Steven Hale has pretty much the definitive story on the fall of the Democrats. The only piece that seems to be missing to me is the roll of the Rosalind Kurita episode. Maybe it doesn’t, but it seemed to me at the time–and still does–as a crucial pivot point that really read differently to the Democratic Party than it did to voters who traditionally voted Democratic.
I think the Party thought it was playing hardball with someone they perceived of as disloyal.
I think a lot of voters felt that this was a clear demonstration that the Party was so corrupt and so good-old-boy-ish that it would demolish anyone who put the good of the state over the good of the party.
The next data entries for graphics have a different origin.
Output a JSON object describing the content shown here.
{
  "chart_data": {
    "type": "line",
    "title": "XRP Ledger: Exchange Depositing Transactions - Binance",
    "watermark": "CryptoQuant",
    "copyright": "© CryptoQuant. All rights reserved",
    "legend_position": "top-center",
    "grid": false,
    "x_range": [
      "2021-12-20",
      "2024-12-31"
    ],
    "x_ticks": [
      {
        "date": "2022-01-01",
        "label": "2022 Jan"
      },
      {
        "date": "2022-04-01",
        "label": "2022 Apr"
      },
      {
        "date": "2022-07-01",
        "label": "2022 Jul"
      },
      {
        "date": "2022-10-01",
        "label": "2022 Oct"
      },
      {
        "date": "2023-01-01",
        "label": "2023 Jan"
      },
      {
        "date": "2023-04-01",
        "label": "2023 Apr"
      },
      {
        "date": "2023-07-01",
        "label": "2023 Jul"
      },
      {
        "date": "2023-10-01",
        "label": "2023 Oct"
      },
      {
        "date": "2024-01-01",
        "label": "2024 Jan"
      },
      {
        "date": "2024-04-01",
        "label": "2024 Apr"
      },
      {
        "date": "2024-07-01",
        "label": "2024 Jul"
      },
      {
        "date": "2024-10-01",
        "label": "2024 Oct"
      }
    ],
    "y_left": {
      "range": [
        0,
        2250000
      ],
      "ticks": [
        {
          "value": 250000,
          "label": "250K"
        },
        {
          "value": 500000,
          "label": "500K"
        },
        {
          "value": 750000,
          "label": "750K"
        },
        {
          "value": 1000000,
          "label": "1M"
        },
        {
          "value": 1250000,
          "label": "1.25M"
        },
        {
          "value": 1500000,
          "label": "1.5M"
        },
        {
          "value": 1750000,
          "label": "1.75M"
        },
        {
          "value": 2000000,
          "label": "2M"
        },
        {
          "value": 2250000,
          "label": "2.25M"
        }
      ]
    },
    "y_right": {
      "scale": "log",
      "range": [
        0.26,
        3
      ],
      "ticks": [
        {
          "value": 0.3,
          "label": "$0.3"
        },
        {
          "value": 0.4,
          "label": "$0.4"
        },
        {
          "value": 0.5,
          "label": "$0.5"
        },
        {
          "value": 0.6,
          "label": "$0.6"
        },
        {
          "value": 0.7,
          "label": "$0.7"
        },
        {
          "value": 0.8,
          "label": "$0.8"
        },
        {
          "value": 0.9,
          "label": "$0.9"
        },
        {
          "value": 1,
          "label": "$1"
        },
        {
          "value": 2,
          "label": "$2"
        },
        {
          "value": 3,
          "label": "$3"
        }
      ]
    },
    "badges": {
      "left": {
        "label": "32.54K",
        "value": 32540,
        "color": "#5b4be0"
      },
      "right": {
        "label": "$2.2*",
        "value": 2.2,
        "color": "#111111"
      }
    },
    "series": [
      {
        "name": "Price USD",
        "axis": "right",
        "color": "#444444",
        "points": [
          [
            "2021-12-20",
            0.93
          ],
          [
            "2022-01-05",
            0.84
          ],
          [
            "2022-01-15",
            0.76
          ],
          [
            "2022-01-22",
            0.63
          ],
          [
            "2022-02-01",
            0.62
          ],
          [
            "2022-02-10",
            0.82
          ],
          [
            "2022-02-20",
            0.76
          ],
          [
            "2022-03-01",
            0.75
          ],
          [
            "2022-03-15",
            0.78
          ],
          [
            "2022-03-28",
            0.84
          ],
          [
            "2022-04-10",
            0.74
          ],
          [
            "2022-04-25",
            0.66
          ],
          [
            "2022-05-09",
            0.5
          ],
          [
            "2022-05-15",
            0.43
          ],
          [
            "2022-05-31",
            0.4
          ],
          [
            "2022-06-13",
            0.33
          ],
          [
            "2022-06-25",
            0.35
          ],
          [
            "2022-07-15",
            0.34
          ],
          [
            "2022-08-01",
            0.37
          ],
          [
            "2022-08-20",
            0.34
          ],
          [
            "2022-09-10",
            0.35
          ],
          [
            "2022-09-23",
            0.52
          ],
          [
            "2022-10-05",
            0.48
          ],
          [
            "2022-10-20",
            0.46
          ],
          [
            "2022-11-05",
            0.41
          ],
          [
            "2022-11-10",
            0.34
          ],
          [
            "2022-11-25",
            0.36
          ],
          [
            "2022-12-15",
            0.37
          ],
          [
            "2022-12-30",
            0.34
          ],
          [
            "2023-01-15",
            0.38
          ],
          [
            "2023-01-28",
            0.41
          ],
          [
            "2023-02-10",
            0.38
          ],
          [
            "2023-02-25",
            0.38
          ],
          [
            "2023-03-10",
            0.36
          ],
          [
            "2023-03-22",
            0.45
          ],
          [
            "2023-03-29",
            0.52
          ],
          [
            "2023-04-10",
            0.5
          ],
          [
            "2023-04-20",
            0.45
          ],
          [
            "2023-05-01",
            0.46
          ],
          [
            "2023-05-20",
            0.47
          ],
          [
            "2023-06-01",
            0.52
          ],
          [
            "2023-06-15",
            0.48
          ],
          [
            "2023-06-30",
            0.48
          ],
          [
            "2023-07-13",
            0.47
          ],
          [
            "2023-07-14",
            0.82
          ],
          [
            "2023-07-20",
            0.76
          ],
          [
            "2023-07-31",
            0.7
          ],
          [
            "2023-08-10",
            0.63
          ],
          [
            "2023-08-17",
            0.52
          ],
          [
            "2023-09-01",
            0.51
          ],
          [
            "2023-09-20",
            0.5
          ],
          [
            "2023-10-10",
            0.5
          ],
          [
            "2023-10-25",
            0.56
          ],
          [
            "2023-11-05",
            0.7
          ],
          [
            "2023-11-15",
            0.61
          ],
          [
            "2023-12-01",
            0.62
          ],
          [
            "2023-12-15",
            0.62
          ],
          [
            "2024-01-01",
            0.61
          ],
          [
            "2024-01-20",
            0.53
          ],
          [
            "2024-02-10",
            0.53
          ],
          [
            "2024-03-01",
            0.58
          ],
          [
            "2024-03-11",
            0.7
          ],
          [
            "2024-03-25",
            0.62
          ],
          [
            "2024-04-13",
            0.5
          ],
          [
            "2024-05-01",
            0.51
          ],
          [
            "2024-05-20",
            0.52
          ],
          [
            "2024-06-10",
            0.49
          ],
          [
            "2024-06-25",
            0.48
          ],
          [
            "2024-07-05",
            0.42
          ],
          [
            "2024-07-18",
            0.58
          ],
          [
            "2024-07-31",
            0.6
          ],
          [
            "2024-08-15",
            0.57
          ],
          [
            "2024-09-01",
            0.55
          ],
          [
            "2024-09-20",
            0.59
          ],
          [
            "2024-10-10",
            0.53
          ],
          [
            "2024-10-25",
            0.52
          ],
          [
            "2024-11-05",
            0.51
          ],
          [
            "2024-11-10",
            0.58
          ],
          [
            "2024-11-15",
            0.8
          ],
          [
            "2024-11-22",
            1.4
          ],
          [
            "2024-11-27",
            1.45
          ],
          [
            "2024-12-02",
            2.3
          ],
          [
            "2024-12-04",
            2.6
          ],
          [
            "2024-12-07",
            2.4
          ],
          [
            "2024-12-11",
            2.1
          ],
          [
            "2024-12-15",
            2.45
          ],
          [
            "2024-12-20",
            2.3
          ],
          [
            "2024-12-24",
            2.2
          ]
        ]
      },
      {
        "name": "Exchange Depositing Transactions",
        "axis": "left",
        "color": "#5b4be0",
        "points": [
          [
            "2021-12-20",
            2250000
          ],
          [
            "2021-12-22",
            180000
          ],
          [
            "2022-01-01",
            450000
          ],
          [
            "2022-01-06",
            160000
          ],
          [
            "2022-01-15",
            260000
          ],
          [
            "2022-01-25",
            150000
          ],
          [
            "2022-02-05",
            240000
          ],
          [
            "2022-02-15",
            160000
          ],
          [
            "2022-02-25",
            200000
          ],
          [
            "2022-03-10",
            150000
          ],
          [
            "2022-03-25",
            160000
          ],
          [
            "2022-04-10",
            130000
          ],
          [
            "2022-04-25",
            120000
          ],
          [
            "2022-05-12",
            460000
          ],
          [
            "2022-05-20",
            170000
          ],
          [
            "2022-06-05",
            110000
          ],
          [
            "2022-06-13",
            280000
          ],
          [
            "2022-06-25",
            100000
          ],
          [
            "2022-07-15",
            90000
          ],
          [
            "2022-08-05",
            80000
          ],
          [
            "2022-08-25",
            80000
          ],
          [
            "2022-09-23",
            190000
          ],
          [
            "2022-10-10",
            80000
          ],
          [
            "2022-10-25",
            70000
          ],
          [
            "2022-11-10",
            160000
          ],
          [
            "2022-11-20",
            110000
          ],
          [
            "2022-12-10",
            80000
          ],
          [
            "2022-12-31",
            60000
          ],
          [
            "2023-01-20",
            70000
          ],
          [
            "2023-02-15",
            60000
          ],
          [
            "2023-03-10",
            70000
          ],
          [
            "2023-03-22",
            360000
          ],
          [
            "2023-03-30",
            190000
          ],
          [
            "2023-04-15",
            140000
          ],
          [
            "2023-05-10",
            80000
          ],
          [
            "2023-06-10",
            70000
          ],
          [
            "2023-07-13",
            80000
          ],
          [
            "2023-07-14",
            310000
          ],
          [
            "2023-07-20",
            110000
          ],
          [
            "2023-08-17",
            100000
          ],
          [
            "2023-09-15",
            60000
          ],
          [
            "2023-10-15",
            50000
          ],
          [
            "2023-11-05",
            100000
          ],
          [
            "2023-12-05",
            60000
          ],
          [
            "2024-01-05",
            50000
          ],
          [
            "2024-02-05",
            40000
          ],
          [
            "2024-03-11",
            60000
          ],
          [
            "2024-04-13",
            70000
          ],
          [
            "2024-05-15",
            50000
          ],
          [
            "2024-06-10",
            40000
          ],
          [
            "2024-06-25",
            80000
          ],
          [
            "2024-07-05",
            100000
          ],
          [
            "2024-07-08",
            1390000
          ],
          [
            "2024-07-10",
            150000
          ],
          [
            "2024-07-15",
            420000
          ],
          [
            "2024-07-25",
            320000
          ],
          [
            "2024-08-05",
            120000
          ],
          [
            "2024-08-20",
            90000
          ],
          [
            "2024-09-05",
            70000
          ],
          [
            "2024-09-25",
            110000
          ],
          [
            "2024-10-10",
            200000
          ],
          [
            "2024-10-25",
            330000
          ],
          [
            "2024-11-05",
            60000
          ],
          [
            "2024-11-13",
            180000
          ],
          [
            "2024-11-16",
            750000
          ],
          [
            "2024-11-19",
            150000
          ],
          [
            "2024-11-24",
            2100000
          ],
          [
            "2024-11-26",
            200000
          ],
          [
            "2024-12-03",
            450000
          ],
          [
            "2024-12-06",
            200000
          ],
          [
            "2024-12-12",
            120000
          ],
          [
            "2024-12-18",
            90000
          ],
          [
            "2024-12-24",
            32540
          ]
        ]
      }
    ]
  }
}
It’s possible that the Kurita incident would have blown up in Democrats’ faces no matter what the Party did. But what it did do sent a couple of messages the Democrats still don’t want to take responsibility for sending. One is the primacy of party interests over state interests–though it sounds from Hale’s article like they may finally get this. The other is the message it sent to women about how the Democratic party treats female candidates. If you know you live in a state where the baseline–across parties–is not very woman-friendly and one party at least puts women in leadership positions, why would you leave your loyalty with the other party?
I mean, I know why I do. But why would a regular Tennessee woman?
Until the TNDP has some good answers to that question, all they can do is wait for the Republicans to fuck up so bad (while hoping their own Democrats don’t go down with them) that women will come back to them in disgust.
I would, if that is the strategy, invite all skeletons in any prominent closets to be dealt with now. Because voters whose motivation is disgust can be easily motivated to leave you for the same reason.